Apalagi cuma aku? Ya, aku? Apa coba yang bisa kulakukan untuk membendung lajumu melindasku?
Nggak ada! Sama sekali nggak ada kekuatan apa pun padaku di hadapanmu. Lalu, aku hanya bisa mengelus dada, mengerutkan kening, mendesah lelah sebagai sosok lemah, atau pun sesekali menangis saat kaki-kakimu menginjakmu tanpa ampun dalam beragam rupa peristiwa.
1 September 2010, kamu menghancurkanku dengan cara mengambil ibuku dari kehidupanku. Tentu kamu tahu sekali betapa aku sangat mencintainya, melebihi cintaku pada siapa pun, bahkan diriku sendiri. Aku memekik di hadapanmu, memohon agar kamu mau memutar jarummu, mengembalikan ibu ke balik dekapanku, meski aku harus menebus dengan apa pun. Tapi, kenyataannya, ibu tak pernah kamu kembalikan padaku, kan?
Beberapa bulan kemudian aku kembali dibuat menangis olehmu saat kamu mengambil bulik dan pakliku tercinta. Sebelumnya, kau juga renggut nenekku.
Tahun lalu, 2013, kamu membawa pergi bapak mertuaku. Ia yang sepuh tanpa kuasa kuundurkan sekejap pun tahu-tahu kamu renggut dari hidupku.
Sebelumnya lagi, kamu ambil sahabatku, Andre yang masih belia. Beberapa tetangga yang kenal baik denganku pun telah kamu renggut. Tanpa ampun. Tanpa terhindarkan. Sedetik pun!
Kemarin, kamu mengambil lagi sahabat yang kuhormati, Pak Johan Toga Mas. Usianya baru 50 tahun. Celakanya, pas beliau ultah di Jogja bulan Pebruari 2014 lalu, aku tak bisa menghadiri undangannya. Aku sempat BBM-an dengannya. Ya, dan tahukah kamu, Waktu, aku masih menyimpan BBM-nya sekarang, juga fotonya?

Dear, Waktu….
Bagaimana caraku berhadapan denganmu? Jika merayumu, menyuapmu, dan mengibulimu merupakan hal yang tak mungkin mempan dilakukan siapa pun, tolong beritahu aku tentang cara lain yang punya makna bagi hidupku di hadapanmu.

Demi waktu,
Sesungguhnya manusia benar-benar berada dalam kerugian
Kecuali orang-orang yang beriman
Dan berbuat kebaikan-kebaikan
Dan saling nasihat-menasihati dalam kebenaran
Dan saling nasihat-menasihati dalam kesabaran.

Dear, Waktu…

Aku terdiam ngungun saat ketemu lagi dan lagi dengan surat pendek dalam al-Qur’an ini.
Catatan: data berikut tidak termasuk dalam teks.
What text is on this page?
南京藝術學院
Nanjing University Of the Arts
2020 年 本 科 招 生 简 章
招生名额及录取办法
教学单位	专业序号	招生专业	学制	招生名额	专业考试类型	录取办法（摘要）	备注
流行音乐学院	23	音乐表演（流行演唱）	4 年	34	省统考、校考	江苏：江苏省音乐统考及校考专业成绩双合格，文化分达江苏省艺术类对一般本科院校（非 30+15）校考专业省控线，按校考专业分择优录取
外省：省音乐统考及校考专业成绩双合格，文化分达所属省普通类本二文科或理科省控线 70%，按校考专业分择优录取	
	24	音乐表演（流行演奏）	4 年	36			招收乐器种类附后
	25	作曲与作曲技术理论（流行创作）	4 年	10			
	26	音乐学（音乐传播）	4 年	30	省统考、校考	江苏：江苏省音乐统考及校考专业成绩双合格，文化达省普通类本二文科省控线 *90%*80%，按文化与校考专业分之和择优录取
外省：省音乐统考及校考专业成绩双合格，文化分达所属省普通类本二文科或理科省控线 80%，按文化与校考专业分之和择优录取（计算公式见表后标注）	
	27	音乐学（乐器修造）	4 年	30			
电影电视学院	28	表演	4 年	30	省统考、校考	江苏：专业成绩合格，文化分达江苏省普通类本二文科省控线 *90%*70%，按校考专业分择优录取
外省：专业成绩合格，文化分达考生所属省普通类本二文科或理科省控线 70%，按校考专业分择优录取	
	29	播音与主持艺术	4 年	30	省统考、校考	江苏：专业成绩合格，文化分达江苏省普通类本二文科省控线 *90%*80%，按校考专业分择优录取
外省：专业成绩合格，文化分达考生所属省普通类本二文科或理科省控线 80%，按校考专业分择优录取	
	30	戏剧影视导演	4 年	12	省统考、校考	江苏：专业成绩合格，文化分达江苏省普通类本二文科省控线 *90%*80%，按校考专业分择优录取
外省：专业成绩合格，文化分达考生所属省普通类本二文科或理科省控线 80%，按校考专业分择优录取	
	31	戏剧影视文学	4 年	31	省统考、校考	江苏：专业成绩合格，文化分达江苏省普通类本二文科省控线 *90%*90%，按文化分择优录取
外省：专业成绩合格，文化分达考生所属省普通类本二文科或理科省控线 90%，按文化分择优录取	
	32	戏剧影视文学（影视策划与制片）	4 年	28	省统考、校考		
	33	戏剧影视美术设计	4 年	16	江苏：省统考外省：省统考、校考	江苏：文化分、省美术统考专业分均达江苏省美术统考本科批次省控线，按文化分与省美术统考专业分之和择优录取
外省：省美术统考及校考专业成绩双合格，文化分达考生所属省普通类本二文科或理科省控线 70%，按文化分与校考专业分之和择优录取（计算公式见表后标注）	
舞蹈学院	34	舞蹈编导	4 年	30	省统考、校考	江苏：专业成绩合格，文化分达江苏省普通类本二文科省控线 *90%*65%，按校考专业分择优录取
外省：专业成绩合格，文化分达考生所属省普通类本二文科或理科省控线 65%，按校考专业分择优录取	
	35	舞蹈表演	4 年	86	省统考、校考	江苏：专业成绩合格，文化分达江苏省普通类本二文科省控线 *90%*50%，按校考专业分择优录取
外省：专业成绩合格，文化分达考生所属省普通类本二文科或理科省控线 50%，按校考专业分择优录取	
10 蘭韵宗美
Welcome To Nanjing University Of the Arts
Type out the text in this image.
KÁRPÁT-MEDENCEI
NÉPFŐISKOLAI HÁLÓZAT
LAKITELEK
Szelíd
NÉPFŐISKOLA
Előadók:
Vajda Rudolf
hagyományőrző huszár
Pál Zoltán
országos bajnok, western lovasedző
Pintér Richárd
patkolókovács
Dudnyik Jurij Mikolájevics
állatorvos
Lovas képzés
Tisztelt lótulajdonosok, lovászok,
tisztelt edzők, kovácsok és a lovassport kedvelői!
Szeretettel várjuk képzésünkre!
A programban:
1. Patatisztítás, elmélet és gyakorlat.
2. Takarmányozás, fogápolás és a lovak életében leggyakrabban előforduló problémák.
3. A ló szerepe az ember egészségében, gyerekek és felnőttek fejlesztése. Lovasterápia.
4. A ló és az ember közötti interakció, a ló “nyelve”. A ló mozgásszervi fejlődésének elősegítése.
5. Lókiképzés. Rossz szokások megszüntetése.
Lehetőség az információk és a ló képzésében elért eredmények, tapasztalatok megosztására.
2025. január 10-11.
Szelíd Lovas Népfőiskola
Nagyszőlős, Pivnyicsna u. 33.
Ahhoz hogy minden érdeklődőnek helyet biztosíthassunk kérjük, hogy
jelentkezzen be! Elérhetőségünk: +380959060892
Surat ini mewartakan dengan benderang bahwa semua kita, termasuk aku, adalah manusia-manusia yang selalu berada dalam kerugian. Pembukaan surat tersebut yang mengatasnamakanmu, Waktu, bahkan dengan isim qasam (huruf sumpah), jelas mengabarkan bahwa sosokmu bukanlah sosok main-main. Kamu sosok yang extraordinary, berada di luar jauh jangkauanku yang ordinary.
Tentu, aku paham, yang biasa takkan bisa mengatasi yang luar biasa. Yang kecil takkan bisa mengalahkan yang besar. Yang malas takkan bisa mengungguli yang rajin. Yang bodoh takkan bisa menaklukkan yang cerdas. Yang gigih akan selalu berada di atas yang lemah. Yang bijak akan selalu menang atas yang galauan.
Aku tahu banget itu, Waktu. Jadi, setelah kupikir-pikir surat al-Qur’an tersebut, aku ngerti kini bahwa percumalah aku berjuang merayumu, menyuapmu, dan mengibulimu karena itu takkan pernah sukses. Kamu terlalu luar biasa untuk dipegang oleh tanganku yang biasa.
Aku kini menemukan empat pilar yang harus kulakukan agar aku “tidak merugi” di hadapanmu.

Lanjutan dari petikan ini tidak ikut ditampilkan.